Providing coverage of Alaska and northern Canada's oil and gas industry
April 2017

Vol. 22, No. 16 Week of April 16, 2017

Eni revises C-plan for Nikaitchuq

Company provides standards for response planning for both summer, winter activity at proposed Nikaitchuq North exploration project

Eric Lidji

For Petroleum News

Eni US Operating Co Inc. has amended its oil spill contingency plan to accommodate a planned offshore exploration program in the waters north of its Nikaitchuq unit.

The Alaska Department of Environmental Conservation is taking comments on the plan through May 8 and will hold a public hearing on the matter if “good cause exists.”

The revision to the Oil Discharge Prevention and Contingency Plan for the Nikaitchuq unit makes changes to the response planning standard for a potential spill at the Nikaitchuq North project. The revision estimates a maximum flow rate of 12,967 to 25,957 barrels per day, or 236,842 barrels total, for winter drilling, and a maximum flow rate of 2,827 to 3,634 barrels per day, or 46,190 barrels total, for summer drilling.

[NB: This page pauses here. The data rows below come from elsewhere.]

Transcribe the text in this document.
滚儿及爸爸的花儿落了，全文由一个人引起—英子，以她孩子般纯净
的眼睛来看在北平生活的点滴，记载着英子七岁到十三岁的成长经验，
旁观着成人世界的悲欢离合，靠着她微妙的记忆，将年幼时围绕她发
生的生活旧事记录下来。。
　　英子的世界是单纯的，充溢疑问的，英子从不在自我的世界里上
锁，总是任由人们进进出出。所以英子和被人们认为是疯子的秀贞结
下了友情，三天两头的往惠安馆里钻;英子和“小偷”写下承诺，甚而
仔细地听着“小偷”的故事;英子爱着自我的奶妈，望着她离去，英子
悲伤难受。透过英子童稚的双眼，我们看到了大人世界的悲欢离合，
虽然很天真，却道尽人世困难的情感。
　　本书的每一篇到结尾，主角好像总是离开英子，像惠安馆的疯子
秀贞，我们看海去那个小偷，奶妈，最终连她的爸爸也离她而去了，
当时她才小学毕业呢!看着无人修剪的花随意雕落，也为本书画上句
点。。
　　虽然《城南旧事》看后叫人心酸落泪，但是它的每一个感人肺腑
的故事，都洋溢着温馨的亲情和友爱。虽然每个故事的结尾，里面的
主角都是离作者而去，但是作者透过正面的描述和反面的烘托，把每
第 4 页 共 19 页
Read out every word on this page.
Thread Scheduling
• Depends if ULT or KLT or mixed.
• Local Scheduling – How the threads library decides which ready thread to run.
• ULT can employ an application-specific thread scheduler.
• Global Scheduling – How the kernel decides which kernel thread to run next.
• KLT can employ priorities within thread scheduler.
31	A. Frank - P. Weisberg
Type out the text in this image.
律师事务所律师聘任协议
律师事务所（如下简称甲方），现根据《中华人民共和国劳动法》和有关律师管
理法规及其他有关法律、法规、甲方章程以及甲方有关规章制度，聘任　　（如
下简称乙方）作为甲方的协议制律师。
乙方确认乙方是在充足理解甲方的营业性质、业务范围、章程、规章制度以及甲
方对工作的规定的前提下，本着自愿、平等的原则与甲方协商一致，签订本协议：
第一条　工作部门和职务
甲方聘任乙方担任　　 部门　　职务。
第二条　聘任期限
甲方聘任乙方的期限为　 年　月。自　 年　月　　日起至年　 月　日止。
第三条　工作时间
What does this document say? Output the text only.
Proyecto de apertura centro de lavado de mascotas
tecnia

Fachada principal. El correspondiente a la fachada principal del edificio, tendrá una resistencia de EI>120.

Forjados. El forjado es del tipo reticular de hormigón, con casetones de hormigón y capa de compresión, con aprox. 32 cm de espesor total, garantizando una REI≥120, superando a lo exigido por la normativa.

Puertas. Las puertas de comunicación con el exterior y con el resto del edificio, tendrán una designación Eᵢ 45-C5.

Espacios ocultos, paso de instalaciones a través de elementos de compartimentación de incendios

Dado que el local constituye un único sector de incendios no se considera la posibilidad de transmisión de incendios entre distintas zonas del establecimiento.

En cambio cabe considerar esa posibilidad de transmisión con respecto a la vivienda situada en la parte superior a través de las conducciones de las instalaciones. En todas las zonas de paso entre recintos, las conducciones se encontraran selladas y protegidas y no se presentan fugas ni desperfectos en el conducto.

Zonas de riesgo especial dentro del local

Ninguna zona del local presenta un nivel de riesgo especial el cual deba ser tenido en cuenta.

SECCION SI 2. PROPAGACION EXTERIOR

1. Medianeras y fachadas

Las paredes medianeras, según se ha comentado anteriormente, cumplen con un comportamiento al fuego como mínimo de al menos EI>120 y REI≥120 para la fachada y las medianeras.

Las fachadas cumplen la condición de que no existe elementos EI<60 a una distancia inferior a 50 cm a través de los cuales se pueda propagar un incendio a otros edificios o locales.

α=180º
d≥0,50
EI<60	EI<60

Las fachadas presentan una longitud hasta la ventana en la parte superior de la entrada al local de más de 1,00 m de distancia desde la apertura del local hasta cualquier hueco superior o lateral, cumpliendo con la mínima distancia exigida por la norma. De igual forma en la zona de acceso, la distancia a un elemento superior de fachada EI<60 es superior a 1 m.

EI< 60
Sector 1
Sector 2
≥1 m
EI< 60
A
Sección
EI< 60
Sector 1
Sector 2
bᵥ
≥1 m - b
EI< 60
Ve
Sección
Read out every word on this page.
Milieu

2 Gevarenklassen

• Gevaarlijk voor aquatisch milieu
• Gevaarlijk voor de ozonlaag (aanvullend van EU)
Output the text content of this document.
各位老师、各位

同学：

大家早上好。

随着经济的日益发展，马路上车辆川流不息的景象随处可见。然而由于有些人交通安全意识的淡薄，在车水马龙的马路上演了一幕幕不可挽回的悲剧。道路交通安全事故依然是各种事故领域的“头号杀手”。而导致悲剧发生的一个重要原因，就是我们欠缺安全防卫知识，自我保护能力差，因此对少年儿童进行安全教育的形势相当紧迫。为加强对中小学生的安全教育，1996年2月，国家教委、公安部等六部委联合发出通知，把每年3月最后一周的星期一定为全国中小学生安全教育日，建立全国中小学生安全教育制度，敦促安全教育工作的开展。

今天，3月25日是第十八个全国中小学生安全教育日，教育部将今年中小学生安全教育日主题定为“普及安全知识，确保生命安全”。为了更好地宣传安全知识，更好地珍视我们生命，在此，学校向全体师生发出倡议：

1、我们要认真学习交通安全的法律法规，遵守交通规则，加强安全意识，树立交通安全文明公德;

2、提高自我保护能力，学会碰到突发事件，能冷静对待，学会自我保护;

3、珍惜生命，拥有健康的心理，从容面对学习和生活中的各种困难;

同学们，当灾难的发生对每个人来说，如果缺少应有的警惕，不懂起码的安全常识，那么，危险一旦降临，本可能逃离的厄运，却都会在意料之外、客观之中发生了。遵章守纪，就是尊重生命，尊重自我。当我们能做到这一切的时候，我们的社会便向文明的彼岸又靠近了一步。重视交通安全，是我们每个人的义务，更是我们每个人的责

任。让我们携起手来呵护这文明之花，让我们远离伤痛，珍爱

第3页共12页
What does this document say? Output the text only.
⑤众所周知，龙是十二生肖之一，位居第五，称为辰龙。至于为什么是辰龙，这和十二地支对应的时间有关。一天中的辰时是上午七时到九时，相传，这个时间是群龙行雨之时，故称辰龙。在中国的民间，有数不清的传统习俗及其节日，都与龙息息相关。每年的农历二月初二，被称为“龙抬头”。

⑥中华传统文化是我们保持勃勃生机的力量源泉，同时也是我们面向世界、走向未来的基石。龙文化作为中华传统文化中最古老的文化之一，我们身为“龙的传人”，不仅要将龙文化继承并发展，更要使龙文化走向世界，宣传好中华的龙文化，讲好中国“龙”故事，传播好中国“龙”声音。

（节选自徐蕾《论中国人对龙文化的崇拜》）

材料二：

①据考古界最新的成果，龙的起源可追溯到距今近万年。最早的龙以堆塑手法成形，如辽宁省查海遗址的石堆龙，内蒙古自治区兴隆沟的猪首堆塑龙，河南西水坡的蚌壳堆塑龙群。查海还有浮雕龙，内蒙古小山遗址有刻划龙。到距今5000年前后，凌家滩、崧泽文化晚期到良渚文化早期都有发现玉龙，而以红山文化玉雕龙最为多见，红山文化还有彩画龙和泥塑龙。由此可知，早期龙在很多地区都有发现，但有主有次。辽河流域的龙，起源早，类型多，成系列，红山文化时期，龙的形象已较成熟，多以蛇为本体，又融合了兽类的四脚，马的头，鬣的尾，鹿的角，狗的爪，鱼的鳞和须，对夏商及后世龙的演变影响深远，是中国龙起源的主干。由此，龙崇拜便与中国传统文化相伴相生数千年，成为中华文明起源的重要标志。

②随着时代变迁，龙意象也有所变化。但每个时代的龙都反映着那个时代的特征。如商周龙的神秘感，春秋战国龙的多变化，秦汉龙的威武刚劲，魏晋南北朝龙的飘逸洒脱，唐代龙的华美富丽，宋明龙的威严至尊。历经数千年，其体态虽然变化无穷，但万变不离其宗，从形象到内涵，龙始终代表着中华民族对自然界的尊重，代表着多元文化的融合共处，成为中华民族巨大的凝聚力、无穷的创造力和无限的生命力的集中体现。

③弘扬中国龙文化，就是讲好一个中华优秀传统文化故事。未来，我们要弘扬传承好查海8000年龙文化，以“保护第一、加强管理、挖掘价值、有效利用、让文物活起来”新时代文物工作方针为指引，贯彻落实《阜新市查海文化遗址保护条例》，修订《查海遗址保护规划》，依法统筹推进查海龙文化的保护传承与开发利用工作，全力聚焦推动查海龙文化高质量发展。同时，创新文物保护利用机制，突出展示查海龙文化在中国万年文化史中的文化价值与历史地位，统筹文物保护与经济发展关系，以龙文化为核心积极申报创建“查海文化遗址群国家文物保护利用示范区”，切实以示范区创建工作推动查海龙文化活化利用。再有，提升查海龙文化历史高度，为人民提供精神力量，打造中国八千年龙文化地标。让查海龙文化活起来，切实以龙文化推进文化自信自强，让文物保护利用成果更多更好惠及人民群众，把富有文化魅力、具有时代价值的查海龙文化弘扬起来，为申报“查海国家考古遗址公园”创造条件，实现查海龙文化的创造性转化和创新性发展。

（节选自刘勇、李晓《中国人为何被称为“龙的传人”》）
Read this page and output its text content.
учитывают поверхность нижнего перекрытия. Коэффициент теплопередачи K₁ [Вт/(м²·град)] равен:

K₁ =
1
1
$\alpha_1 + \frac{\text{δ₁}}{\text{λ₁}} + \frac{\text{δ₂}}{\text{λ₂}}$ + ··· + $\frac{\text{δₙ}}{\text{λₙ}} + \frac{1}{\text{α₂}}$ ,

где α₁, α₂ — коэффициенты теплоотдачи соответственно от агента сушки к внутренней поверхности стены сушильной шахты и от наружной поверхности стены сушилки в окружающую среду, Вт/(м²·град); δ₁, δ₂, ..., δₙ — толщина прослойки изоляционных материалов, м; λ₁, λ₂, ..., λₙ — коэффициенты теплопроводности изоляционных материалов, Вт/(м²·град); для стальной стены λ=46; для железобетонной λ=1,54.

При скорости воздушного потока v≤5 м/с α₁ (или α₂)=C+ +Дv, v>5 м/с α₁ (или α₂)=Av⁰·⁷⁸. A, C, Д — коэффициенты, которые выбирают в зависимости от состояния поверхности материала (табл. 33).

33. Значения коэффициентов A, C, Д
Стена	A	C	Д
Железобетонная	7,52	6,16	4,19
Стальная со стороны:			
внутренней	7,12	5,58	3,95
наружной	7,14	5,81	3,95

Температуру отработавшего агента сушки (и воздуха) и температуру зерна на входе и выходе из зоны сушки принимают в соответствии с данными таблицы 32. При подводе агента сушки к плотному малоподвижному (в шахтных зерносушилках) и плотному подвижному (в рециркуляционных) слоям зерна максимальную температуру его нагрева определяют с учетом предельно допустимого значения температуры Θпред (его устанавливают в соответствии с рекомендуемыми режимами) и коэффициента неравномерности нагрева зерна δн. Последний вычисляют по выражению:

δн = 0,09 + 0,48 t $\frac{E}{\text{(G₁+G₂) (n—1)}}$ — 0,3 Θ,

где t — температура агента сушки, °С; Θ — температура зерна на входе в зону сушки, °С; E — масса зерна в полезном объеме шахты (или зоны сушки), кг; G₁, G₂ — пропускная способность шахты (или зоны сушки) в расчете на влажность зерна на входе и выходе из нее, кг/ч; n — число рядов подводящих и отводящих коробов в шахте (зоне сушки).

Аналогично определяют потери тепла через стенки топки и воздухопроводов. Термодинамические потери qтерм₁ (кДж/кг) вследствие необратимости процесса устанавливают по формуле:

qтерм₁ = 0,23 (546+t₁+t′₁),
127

The planning standard uses information from a proposed project to determine the equipment and personnel that would be needed to respond to a hypothetical spill. The rates are calculated using “reservoir and well characteristics” and would be amended if the actual drilling produces flow rates that differ notably from the estimates volumes.

Revision for exploration

The existing plan only included development activities, which have been the only source of drilling activities at Nikaitchuq since Eni brought the unit into production in 2011.

Under the revised plan, Eni estimates a zero percent chance of the planning volume reaching open water during a winter spill. In a summer spill, Eni estimates that 80 percent of the oil would land on the Spy Island Drill Site and some would then migrate to open water.

In early March, the local subsidiary of the Italian major submitted a proposed exploration plan to the U.S. Bureau of Ocean Energy Management, which has yet to release the plan.

The Nikaitchuq North plan is expected to involve some of the 29 federal leases the company holds in the Arctic outer continental shelf, north of the Nikaitchuq unit.

Eni holds a 40 percent interest in the leases, with Shell holding 40 percent and Repsol holding 20 percent. The leases are set to expire in July 2017 and December 2017.

Nikaitchuq North would likely involve extended-reach wells drilled from the existing Spy Island Drill Site, which the company has been using to target the outer reaches of the unit. The program could require some of the longest extended-reach wells ever drilled.